見:Amazon Prime Video/filmarks
ホン・サンス映画5本目。3人のアンヌ、というタイトルを見てまず思いついたのはこの映画にはアンヌが3人出てくるのだろう、というイメージだった。実際に確かにアンヌは3人登場する。しかし、演じているのは同一人物(イザベル・ユペール)のフランス人女性だ。ユペールが韓国のある小さな海辺の町を訪問する、というストーリーが3パターン執筆されている、というメタフィクション映画でもある。作中作としての短編映画を3本続けて見せられる気分だ。
映画.comのあらすじ紹介によれば「成功した映画監督、浮気中の人妻、離婚したばかりの女性という、それぞれキャラクターの異なる3人のアンヌをユペールが演じ分け、3人のアンヌは同じライフガードの男性に出会い、言葉の壁を超えた恋模様が展開する」とあるが、ユペールの演じるアンヌはどこか似ている。それは皆それぞれにロマンスを求めている点だ。韓国に来た理由はそれぞれに異なるが、「ワンチャンロマンスがあるかもしれない」という願望。そしてそれを受け止めたり、受け止められなかったりする若いライフガード。この年の差の関係がどうなるのかも、一つの見ものである。

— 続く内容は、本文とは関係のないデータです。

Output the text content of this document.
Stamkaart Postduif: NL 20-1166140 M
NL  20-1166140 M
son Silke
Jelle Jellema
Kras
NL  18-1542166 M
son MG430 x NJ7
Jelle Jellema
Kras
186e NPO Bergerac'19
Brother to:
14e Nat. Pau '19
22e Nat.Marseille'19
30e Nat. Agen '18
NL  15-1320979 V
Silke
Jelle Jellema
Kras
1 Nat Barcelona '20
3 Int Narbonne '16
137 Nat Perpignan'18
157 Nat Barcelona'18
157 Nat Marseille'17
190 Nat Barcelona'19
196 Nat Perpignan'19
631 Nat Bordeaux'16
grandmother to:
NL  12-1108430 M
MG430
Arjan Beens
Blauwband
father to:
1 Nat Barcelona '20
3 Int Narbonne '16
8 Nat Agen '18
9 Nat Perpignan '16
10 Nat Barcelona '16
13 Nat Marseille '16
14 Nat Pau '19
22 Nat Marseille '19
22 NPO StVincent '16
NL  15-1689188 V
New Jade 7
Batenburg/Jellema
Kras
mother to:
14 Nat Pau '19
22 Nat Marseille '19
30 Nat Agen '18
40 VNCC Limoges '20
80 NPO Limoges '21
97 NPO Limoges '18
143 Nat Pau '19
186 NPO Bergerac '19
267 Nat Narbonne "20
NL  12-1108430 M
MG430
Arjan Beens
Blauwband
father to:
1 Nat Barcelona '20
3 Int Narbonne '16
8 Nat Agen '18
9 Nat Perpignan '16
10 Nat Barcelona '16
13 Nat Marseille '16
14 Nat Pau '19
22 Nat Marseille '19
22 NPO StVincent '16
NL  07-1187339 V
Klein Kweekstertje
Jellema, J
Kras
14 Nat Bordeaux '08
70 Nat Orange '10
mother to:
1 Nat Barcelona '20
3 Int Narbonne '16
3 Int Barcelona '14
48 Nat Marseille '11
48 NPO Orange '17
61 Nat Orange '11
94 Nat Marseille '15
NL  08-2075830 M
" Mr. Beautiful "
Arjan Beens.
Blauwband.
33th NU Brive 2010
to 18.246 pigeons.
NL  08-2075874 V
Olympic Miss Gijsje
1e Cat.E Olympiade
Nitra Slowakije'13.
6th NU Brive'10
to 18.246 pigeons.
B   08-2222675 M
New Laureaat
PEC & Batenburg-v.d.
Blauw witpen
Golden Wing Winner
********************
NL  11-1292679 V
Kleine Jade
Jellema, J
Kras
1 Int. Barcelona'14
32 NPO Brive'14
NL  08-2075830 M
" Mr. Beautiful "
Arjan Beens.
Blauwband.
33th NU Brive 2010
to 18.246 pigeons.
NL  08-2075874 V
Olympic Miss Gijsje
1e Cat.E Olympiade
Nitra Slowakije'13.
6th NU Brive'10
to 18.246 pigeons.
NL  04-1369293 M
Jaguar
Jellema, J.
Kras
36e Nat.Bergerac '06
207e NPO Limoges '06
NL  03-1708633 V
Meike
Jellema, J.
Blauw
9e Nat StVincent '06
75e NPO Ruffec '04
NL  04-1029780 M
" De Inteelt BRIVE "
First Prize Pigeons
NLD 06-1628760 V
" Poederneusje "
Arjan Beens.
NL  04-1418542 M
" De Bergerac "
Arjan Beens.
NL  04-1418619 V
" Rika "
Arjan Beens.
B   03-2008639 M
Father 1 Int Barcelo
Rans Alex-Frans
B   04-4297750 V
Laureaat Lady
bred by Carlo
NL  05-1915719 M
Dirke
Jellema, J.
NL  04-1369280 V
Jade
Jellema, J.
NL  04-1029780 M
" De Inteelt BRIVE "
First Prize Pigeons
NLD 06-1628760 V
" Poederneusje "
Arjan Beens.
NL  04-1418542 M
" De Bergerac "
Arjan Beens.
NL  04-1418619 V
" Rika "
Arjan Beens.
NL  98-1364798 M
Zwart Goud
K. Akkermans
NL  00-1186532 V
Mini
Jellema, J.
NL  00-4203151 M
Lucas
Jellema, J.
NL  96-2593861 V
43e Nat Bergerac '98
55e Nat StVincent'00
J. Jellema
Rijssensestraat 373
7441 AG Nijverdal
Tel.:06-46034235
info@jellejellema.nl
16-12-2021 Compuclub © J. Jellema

いつも通り、ミニマルな空間、ミニマルな人間関係、会話劇中心のストーリーだが英語でコミュニケーションを取ろうとするユペールがいることで必然的に英語と韓国語が飛び交う場面が出てくる。2者間の会話であれば英語でよい(ライフカードとの会話など)が、大勢がいるところだと一人しかいない英語話者の事情は優先されない。こうした「居心地の悪さ」とそれでも飛び交う英語(韓国語を解さないという意思表示)という微妙な空気感を、観客も体感させられる。
また、共通しているのはアンヌがライトハウス(灯台)を探している点だ。探しているのであって、たどり着けたかどうかは明らかにされない。灯台を探すということは、今後の人生の針路に迷っているという心理の表れなのかもしれない。あるいはいま自分がいる地点(小さな海辺の町)を客観的に明るく照らしてくれる存在が必要なのかもしれない。韓国語を解さないアンヌにとって、周りの人が自分のことをどう思っているのかは分からない。本当に快く思っていない可能性がある(しかしその真偽は字幕を通して日本の観客には伝わる!)。
反復する映画だが、反復しても灯台が見つからない(そこに向かっている)のも一つのミソなのかもしれない。つまり、形を変えて繰り返せば何かがうまくいくわけではないということだ。転じて、映画というフィクションなら疑似的な反復が可能だけれどそれは映画という手法がなせることであって、現実はそうじゃないよねという空想かもしれない。
あるいは現実的ではない空間を表出させつつ、反復に夢を見せないことに意味があるのかもしれない。反復しても違う現実があるだけなのだ、と。